Bunch of bruhaha over nothing. Women all over the world breastfeed each other's babies. American obsessiveness with the idea of germs. Women are tested for everything under the sun when pregnant. I know from experience. When I had to to have an emergency induction and later c-section due to preeclampsia, my Strep B test results weren't in. They went ahead and gave me the antibiotics just to be safe. Found out later that the results got back to my ob/gyn later that evening after my DD was born. I was Strep B clear. Not a big deal for the breastfeeding...the big deal should be the lapse in security measures.
This seems fishy to me. My husband worked at a prison and he was bit by an inmate and had to go on some medication and get tested for 6 months ( we couldn't do anything physically) until he was cleared after six months. It don't go on for years unless maybe the woman had hiv
I don't understand, whats the big deal? Milk sharing is w onderful bonding experience for women. There obviously isn't anything wrong with the other woman breastfeeding, like HIV/Disease otherwise she wouldnt be breastfeeding her own child.

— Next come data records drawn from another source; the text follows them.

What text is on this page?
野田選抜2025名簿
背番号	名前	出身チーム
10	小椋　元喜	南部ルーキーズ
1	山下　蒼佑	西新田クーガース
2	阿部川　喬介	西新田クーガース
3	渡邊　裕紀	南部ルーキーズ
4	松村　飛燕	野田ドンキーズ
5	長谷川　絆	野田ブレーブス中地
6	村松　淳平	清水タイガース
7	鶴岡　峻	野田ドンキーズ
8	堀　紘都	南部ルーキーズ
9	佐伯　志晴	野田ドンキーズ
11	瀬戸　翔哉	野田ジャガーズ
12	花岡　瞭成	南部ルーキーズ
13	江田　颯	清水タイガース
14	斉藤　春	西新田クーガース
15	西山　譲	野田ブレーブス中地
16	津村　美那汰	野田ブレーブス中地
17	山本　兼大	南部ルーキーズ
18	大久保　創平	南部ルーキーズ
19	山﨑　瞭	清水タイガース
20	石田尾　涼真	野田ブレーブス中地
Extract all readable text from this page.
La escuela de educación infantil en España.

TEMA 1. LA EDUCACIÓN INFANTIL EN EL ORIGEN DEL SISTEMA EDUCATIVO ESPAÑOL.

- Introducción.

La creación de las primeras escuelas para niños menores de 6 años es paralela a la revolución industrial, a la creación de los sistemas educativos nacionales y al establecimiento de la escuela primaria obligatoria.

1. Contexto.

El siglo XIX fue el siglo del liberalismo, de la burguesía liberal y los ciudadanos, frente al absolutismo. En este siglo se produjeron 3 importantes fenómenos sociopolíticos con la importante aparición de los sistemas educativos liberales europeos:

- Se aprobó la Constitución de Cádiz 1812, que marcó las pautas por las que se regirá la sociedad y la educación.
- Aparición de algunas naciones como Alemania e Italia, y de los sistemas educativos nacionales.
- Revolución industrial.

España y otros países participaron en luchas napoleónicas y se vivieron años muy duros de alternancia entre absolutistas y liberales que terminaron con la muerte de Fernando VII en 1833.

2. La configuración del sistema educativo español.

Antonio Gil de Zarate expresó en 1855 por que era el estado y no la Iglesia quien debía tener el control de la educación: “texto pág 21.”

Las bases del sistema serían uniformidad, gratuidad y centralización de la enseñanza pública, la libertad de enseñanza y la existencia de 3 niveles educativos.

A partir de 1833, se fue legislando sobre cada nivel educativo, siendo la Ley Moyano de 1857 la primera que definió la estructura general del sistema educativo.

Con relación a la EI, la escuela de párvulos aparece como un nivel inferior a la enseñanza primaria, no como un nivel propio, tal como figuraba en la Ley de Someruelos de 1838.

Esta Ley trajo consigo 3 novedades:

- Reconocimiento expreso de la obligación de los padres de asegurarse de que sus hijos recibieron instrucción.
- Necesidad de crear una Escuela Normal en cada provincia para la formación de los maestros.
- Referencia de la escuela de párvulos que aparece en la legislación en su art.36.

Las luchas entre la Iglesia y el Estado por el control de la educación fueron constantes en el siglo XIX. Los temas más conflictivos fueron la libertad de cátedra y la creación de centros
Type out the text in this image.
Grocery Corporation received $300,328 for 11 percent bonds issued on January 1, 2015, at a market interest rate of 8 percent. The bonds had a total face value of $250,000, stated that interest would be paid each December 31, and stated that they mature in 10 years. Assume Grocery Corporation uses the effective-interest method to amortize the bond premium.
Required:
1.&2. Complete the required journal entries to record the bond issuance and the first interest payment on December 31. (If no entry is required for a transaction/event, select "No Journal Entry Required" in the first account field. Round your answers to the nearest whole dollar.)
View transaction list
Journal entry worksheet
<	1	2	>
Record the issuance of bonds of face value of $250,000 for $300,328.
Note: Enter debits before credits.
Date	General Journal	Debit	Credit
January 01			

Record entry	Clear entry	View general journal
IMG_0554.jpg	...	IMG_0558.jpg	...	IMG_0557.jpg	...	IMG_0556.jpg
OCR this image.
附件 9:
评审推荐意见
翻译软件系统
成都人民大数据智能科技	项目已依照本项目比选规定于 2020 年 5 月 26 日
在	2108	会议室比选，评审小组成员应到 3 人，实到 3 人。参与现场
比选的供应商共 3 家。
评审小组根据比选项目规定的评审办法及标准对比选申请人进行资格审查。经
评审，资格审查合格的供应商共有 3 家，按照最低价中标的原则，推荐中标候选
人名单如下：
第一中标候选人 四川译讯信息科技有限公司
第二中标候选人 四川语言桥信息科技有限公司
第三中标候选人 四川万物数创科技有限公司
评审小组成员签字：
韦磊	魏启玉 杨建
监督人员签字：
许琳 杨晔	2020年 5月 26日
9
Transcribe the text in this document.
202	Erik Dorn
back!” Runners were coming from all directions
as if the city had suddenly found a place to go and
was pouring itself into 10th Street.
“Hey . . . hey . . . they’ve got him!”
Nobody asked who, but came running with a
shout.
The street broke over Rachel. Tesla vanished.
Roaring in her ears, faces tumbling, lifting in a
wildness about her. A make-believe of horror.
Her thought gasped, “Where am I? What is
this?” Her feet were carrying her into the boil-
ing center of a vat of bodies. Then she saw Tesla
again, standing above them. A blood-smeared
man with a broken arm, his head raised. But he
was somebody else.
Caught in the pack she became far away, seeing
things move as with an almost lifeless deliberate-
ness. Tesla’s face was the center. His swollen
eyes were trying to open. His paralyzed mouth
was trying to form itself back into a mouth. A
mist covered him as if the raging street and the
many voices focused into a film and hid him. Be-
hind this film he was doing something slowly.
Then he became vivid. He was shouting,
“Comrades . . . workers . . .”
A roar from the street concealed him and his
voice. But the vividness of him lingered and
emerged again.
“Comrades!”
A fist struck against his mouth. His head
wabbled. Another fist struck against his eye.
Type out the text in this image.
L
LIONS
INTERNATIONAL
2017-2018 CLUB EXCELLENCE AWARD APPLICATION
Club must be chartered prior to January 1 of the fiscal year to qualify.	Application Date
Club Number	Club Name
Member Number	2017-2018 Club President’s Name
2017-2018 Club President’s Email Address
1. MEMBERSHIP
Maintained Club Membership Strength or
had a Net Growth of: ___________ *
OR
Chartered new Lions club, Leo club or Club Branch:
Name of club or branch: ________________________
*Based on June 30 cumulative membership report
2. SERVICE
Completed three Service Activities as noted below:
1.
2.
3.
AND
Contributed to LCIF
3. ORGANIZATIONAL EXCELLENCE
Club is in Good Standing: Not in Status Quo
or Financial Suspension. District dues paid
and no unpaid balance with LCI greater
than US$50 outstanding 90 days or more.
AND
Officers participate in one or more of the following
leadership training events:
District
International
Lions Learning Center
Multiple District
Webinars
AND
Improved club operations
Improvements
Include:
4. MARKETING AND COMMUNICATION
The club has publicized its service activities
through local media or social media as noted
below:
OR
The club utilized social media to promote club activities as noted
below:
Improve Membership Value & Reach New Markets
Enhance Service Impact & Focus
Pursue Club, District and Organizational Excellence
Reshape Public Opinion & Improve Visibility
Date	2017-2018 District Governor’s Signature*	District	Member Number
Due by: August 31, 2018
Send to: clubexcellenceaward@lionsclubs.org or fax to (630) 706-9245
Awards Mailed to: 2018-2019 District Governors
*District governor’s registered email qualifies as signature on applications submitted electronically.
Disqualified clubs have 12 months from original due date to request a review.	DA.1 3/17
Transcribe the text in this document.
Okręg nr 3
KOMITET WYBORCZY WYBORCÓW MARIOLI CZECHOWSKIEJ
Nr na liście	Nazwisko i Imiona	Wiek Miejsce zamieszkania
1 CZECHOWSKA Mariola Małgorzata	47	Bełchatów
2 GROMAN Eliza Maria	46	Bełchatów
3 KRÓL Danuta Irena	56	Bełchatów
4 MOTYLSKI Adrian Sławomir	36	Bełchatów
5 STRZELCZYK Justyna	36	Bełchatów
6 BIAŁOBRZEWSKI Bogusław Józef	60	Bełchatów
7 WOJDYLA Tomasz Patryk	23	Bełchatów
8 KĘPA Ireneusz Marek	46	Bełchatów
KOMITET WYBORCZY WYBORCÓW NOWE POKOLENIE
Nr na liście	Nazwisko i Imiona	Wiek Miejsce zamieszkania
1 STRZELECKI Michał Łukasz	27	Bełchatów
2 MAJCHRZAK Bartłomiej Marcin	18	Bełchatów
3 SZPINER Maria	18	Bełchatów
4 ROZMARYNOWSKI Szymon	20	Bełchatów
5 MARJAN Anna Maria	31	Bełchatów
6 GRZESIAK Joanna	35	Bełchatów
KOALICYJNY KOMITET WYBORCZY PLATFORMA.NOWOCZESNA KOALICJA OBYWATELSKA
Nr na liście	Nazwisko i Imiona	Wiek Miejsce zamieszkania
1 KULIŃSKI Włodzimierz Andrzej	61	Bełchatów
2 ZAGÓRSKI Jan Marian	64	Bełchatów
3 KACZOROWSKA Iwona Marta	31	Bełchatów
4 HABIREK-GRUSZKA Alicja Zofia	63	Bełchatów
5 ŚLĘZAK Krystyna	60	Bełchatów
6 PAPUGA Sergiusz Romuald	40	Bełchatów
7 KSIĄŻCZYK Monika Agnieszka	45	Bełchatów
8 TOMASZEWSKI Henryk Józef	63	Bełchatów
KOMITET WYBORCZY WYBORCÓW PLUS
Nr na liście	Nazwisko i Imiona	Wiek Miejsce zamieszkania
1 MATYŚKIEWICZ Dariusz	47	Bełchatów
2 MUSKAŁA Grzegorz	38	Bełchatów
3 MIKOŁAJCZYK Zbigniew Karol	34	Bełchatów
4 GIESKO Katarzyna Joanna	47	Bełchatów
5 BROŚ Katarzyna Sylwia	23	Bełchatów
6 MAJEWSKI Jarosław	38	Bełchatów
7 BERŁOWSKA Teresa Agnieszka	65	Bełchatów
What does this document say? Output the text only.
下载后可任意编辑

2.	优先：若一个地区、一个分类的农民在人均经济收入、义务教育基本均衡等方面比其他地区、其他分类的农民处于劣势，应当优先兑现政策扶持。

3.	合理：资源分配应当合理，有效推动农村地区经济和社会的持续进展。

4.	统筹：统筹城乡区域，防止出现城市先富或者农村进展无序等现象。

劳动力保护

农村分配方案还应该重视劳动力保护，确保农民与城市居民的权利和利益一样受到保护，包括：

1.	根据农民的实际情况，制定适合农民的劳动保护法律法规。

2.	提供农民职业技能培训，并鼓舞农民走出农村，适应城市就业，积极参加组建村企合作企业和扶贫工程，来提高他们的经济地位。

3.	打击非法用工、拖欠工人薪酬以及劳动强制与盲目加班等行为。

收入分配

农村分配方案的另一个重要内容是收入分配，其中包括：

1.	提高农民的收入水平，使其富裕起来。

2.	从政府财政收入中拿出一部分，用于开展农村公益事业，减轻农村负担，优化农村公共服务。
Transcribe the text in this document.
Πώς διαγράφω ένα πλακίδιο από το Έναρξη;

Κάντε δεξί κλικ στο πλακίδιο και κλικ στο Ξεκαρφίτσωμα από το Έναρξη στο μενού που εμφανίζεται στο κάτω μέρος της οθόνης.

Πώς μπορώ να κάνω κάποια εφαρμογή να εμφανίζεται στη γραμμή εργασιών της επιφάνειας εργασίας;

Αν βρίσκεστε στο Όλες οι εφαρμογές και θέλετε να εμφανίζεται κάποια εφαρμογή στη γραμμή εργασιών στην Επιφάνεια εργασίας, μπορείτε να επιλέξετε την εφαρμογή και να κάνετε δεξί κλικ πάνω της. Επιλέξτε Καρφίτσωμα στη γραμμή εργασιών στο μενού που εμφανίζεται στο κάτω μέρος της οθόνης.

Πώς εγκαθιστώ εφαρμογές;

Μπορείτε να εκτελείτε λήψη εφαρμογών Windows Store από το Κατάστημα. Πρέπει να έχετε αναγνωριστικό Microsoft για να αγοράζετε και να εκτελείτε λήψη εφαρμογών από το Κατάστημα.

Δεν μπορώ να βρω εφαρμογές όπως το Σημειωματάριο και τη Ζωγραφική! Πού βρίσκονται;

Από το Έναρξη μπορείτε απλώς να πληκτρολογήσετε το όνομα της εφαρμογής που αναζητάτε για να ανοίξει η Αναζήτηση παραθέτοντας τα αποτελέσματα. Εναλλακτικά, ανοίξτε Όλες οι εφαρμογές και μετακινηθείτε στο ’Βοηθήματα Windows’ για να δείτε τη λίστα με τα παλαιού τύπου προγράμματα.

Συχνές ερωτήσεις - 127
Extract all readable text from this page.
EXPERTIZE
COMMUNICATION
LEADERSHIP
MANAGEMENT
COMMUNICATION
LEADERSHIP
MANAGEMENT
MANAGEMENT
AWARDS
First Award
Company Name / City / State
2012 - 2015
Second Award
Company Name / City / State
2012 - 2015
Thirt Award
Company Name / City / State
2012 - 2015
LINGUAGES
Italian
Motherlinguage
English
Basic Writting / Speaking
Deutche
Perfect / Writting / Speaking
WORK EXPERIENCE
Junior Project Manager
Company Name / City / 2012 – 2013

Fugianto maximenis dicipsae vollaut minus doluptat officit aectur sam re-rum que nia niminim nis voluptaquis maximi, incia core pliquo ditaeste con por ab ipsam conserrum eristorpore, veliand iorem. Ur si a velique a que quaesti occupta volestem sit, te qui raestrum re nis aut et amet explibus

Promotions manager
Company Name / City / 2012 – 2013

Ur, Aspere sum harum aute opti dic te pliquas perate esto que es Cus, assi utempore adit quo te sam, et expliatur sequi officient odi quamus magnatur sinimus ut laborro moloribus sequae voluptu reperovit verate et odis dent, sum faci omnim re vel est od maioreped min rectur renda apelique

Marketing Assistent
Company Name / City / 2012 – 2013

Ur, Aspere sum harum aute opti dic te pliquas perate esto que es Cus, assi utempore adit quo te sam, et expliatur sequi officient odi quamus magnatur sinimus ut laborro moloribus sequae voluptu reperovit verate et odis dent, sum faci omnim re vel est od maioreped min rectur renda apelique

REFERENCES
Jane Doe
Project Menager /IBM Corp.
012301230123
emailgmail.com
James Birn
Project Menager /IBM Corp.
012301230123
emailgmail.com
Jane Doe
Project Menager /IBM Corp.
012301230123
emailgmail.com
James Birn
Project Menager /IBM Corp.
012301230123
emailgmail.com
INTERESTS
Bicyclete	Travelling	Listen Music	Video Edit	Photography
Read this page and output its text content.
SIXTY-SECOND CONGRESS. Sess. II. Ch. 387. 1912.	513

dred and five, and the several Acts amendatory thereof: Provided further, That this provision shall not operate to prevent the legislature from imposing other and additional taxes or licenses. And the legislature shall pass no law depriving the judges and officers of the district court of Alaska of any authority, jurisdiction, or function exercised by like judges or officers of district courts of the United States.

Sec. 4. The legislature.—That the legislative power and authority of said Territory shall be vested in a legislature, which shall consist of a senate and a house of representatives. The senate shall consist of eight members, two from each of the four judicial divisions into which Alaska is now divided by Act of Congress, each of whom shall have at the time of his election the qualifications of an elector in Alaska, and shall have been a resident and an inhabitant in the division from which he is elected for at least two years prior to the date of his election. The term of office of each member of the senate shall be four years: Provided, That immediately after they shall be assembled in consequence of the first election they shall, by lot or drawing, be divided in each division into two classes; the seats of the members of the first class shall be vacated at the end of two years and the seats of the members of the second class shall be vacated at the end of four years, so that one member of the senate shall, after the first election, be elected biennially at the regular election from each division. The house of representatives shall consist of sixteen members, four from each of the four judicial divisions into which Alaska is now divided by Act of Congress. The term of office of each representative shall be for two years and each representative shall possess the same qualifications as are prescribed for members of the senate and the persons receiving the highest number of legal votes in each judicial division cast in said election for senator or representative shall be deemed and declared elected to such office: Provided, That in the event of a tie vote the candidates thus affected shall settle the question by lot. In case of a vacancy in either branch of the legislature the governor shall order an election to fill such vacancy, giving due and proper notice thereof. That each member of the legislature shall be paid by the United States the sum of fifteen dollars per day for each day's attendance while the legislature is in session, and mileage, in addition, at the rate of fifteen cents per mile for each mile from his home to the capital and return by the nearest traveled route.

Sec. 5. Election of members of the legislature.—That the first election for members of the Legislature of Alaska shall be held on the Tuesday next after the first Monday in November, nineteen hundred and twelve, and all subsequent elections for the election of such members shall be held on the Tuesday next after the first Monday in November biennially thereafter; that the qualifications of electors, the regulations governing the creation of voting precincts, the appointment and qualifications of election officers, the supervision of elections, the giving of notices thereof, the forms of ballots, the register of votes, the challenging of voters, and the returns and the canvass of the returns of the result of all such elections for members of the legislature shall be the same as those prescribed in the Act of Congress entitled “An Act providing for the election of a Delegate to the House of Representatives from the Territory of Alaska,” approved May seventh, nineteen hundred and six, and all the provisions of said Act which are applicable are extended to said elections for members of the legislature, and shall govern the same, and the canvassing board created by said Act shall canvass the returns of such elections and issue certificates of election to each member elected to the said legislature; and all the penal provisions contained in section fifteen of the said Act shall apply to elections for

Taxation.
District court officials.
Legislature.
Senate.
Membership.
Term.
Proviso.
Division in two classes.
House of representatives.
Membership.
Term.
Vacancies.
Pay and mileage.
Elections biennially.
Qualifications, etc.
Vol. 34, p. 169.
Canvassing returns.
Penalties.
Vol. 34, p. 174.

Your completely over reacting. I would love to have another mother breastfeed my son (5 months) rather than having to give him some bottles of formula because he wasn't gaining any weight with my milk. I really wish there was a program devoted to milk sharing. It would promote breastfeeding and solidarity.
If this did happen to one of my babies I'd want to know everything about the mothers health history and if it were questionable then do more bloodtests and whatnot. I agree that testing the mother would result in the same outcome , no?